The Mary Rose, a flagship of Henry VIII’s English fleet, sank off the coast of Portsmouth in 1545. The hull is now on display in Portsmouth Historic Dockyard and reunited with a number of the discovered artefacts. These provide us with a unique insight into Tudor Maritime life and act as a time capsule for this particular moment in history.  The artefacts recovered are both organic and inorganic, and need specialist and often tailored treatments to ensure their longevity and preservation for years to come. In this talk, an overview of the conservation techniques and strategies employed over the last three decades will be given. Alongside this, the criticality of new advanced materials and technologies, to the conservation of these precious artefacts, will be demonstrated.


Dr. Eleanor Schofield is currently the Head of Conservation and Collections Care at the Mary Rose Trust.
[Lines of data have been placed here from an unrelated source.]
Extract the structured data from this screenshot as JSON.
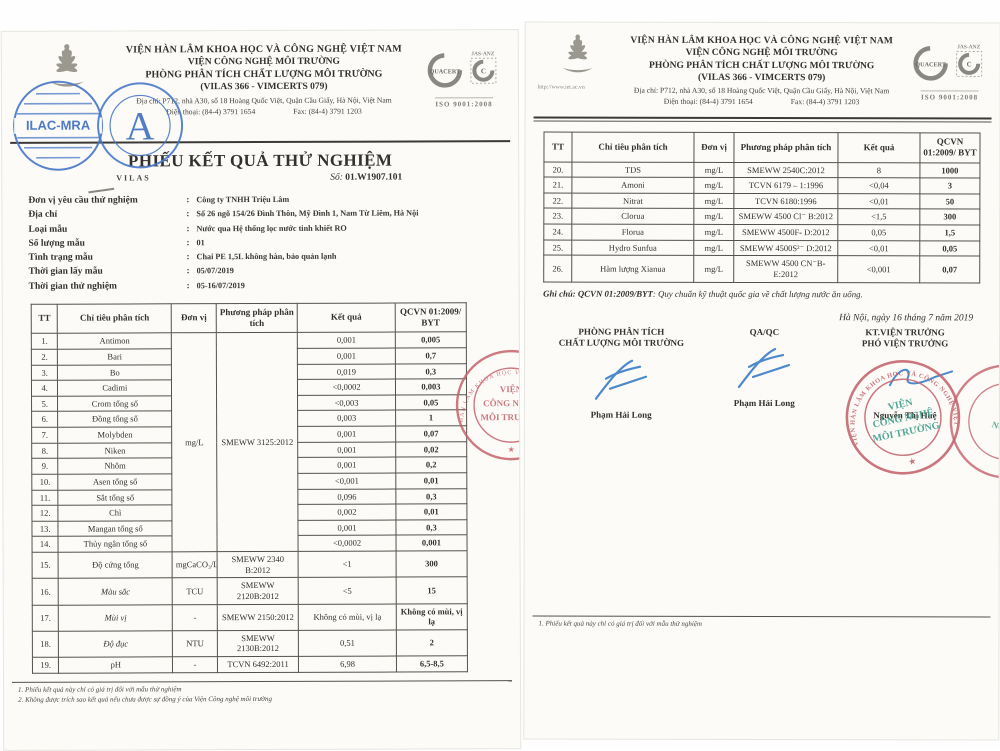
{
  "certs": {
    "quacert": "QUACERT",
    "jas": "JAS-ANZ",
    "iso": "ISO 9001:2008"
  },
  "page_left": {
    "org_lines": [
      "VIỆN HÀN LÂM KHOA HỌC VÀ CÔNG NGHỆ VIỆT NAM",
      "VIỆN CÔNG NGHỆ MÔI TRƯỜNG",
      "PHÒNG PHÂN TÍCH CHẤT LƯỢNG MÔI TRƯỜNG",
      "(VILAS 366 - VIMCERTS 079)"
    ],
    "address": "Địa chỉ: P712, nhà A30, số 18 Hoàng Quốc Việt, Quận Cầu Giấy, Hà Nội, Việt Nam",
    "phone": "Điện thoại: (84-4) 3791 1654",
    "fax": "Fax: (84-4) 3791 1203",
    "ilac_label": "ILAC-MRA",
    "a_letter": "A",
    "vilas_label": "VILAS",
    "title": "PHIẾU KẾT QUẢ THỬ NGHIỆM",
    "doc_no_label": "Số:",
    "doc_no": "01.W1907.101",
    "info": [
      {
        "label": "Đơn vị yêu cầu thử nghiệm",
        "value": "Công ty TNHH Triệu Lâm"
      },
      {
        "label": "Địa chỉ",
        "value": "Số 26 ngõ 154/26 Đình Thôn, Mỹ Đình 1, Nam Từ Liêm, Hà Nội"
      },
      {
        "label": "Loại mẫu",
        "value": "Nước qua Hệ thống lọc nước tinh khiết RO"
      },
      {
        "label": "Số lượng mẫu",
        "value": "01"
      },
      {
        "label": "Tình trạng mẫu",
        "value": "Chai PE 1,5L không hàn, bảo quản lạnh"
      },
      {
        "label": "Thời gian lấy mẫu",
        "value": "05/07/2019"
      },
      {
        "label": "Thời gian thử nghiệm",
        "value": "05-16/07/2019"
      }
    ],
    "table": {
      "headers": [
        "TT",
        "Chỉ tiêu phân tích",
        "Đơn vị",
        "Phương pháp phân tích",
        "Kết quả",
        "QCVN 01:2009/ BYT"
      ],
      "merge": {
        "unit": "mg/L",
        "method": "SMEWW 3125:2012",
        "span": 14
      },
      "rows": [
        {
          "tt": "1.",
          "name": "Antimon",
          "result": "0,001",
          "limit": "0,005"
        },
        {
          "tt": "2.",
          "name": "Bari",
          "result": "0,001",
          "limit": "0,7"
        },
        {
          "tt": "3.",
          "name": "Bo",
          "result": "0,019",
          "limit": "0,3"
        },
        {
          "tt": "4.",
          "name": "Cadimi",
          "result": "<0,0002",
          "limit": "0,003"
        },
        {
          "tt": "5.",
          "name": "Crom tổng số",
          "result": "<0,003",
          "limit": "0,05"
        },
        {
          "tt": "6.",
          "name": "Đồng tổng số",
          "result": "0,003",
          "limit": "1"
        },
        {
          "tt": "7.",
          "name": "Molybden",
          "result": "0,001",
          "limit": "0,07"
        },
        {
          "tt": "8.",
          "name": "Niken",
          "result": "0,001",
          "limit": "0,02"
        },
        {
          "tt": "9.",
          "name": "Nhôm",
          "result": "0,001",
          "limit": "0,2"
        },
        {
          "tt": "10.",
          "name": "Asen tổng số",
          "result": "<0,001",
          "limit": "0,01"
        },
        {
          "tt": "11.",
          "name": "Sắt tổng số",
          "result": "0,096",
          "limit": "0,3"
        },
        {
          "tt": "12.",
          "name": "Chì",
          "result": "0,002",
          "limit": "0,01"
        },
        {
          "tt": "13.",
          "name": "Mangan tổng số",
          "result": "0,001",
          "limit": "0,3"
        },
        {
          "tt": "14.",
          "name": "Thủy ngân tổng số",
          "result": "<0,0002",
          "limit": "0,001"
        },
        {
          "tt": "15.",
          "name": "Độ cứng tổng",
          "unit": "mgCaCO₃/L",
          "method": "SMEWW 2340 B:2012",
          "result": "<1",
          "limit": "300"
        },
        {
          "tt": "16.",
          "name": "Màu sắc",
          "italic": true,
          "unit": "TCU",
          "method": "SMEWW 2120B:2012",
          "result": "<5",
          "limit": "15"
        },
        {
          "tt": "17.",
          "name": "Mùi vị",
          "italic": true,
          "unit": "-",
          "method": "SMEWW 2150:2012",
          "result": "Không có mùi, vị lạ",
          "limit": "Không có mùi, vị lạ"
        },
        {
          "tt": "18.",
          "name": "Độ đục",
          "italic": true,
          "unit": "NTU",
          "method": "SMEWW 2130B:2012",
          "result": "0,51",
          "limit": "2"
        },
        {
          "tt": "19.",
          "name": "pH",
          "unit": "-",
          "method": "TCVN 6492:2011",
          "result": "6,98",
          "limit": "6,5-8,5"
        }
      ]
    },
    "footnotes": [
      "1. Phiếu kết quả này chỉ có giá trị đối với  mẫu thử nghiệm",
      "2. Không được trích sao kết quả nếu chưa được sự đồng ý của Viện Công nghệ môi trường"
    ]
  },
  "page_right": {
    "org_lines": [
      "VIỆN HÀN LÂM KHOA HỌC VÀ CÔNG NGHỆ VIỆT NAM",
      "VIỆN CÔNG NGHỆ MÔI TRƯỜNG",
      "PHÒNG PHÂN TÍCH CHẤT LƯỢNG MÔI TRƯỜNG",
      "(VILAS 366 - VIMCERTS 079)"
    ],
    "url": "http://www.iet.ac.vn",
    "address": "Địa chỉ: P712, nhà A30, số 18 Hoàng Quốc Việt, Quận Cầu Giấy, Hà Nội, Việt Nam",
    "phone": "Điện thoại: (84-4) 3791 1654",
    "fax": "Fax: (84-4) 3791 1203",
    "table": {
      "headers": [
        "TT",
        "Chỉ tiêu phân tích",
        "Đơn vị",
        "Phương pháp phân tích",
        "Kết quả",
        "QCVN 01:2009/ BYT"
      ],
      "rows": [
        {
          "tt": "20.",
          "name": "TDS",
          "unit": "mg/L",
          "method": "SMEWW 2540C:2012",
          "result": "8",
          "limit": "1000"
        },
        {
          "tt": "21.",
          "name": "Amoni",
          "unit": "mg/L",
          "method": "TCVN 6179 – 1:1996",
          "result": "<0,04",
          "limit": "3"
        },
        {
          "tt": "22.",
          "name": "Nitrat",
          "unit": "mg/L",
          "method": "TCVN 6180:1996",
          "result": "<0,01",
          "limit": "50"
        },
        {
          "tt": "23.",
          "name": "Clorua",
          "unit": "mg/L",
          "method": "SMEWW 4500 Cl⁻ B:2012",
          "result": "<1,5",
          "limit": "300"
        },
        {
          "tt": "24.",
          "name": "Florua",
          "unit": "mg/L",
          "method": "SMEWW 4500F- D:2012",
          "result": "0,05",
          "limit": "1,5"
        },
        {
          "tt": "25.",
          "name": "Hydro Sunfua",
          "unit": "mg/L",
          "method": "SMEWW 4500S²⁻ D:2012",
          "result": "<0,01",
          "limit": "0,05"
        },
        {
          "tt": "26.",
          "name": "Hàm lượng Xianua",
          "unit": "mg/L",
          "method": "SMEWW 4500 CN⁻B-E:2012",
          "result": "<0,001",
          "limit": "0,07"
        }
      ]
    },
    "note_label": "Ghi chú: ",
    "note_bold": "QCVN 01:2009/BYT",
    "note_text": ": Quy chuẩn kỹ thuật quốc gia về chất lượng nước ăn uống.",
    "date_line": "Hà Nội, ngày 16 tháng 7 năm 2019",
    "signatures": [
      {
        "title1": "PHÒNG PHÂN TÍCH",
        "title2": "CHẤT LƯỢNG MÔI TRƯỜNG",
        "name": "Phạm Hải Long"
      },
      {
        "title1": "QA/QC",
        "title2": "",
        "name": "Phạm Hải Long"
      },
      {
        "title1": "KT.VIỆN TRƯỞNG",
        "title2": "PHÓ VIỆN TRƯỞNG",
        "name": "Nguyễn Thị Huệ"
      }
    ],
    "stamp": {
      "ring_text": "VIỆN HÀN LÂM KHOA HỌC VÀ CÔNG NGHỆ VIỆT NAM",
      "line1": "VIỆN",
      "line2": "CÔNG NGHỆ",
      "line3": "MÔI TRƯỜNG",
      "star": "★"
    },
    "footnotes": [
      "1. Phiếu kết quả này chỉ có giá trị đối với  mẫu thử nghiệm"
    ]
  }
}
After completing her PhD in Materials Science at Imperial College London in 2006, she completed research posts at Stanford Synchrotron Radiation Laboratory and the University of Kent. She joined the Mary Rose Trust in 2012 and is now responsible for the conservation of the Mary Rose hull and associated artefacts, the care and management of the collection and research into novel conservation treatments and characterisation methods.